Want to make web scraping faster? Read on to learn about two methods: Concurrency and Parallelism. They both reduce the code execution time, but their approach differs entirely.
This article covers both methods with examples in Python.
Concurrency vs. Parallelism
Concurrency and parallelism improve performance differently:
- Concurrency is when a single processor manages multiple tasks.
- In Parallelism, multiple processors manage the tasks where each performs only one.

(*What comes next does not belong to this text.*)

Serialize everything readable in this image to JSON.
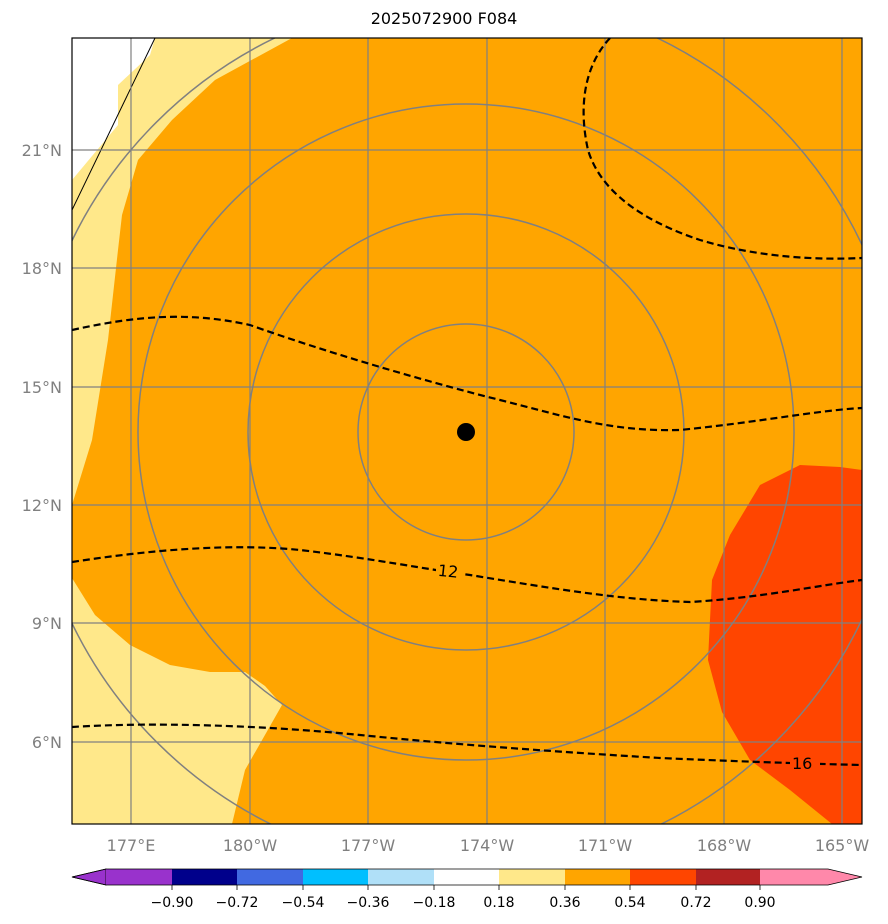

The following table illustrates how exactly concurrency and parallelism differ.
Concurrency |
Parallelism |
Requires only a single processor | Requires multiple processors |
Preferred for less CPU-intensive tasks where there are idle periods | Preferred for CPU-intensive tasks that are independent |
Example: when you browse the web with a task in the background, it is concurrency. The processor rapidly switches between web browsing and performing the background task. | Example: GPU processing is an example of parallelism. A GPU has many cores, each independently processing a part of an image or a video. |
Concurrency uses threads that share memory. | Parallelism uses processes that have a separate memory. |
How to Make Web Scraping Faster Using Concurrency and Parallelism
You can use concurrency and parallelism in any programming language. Here, you will read how to make web scraping faster in Python.
Python has several modules for implementing concurrency and parallelism to make web scraping faster. This tutorial shows the example using two modules:
- ThreadPoolExecuter: This module helps you with concurrency. It uses threads called workers to manage multiple tasks.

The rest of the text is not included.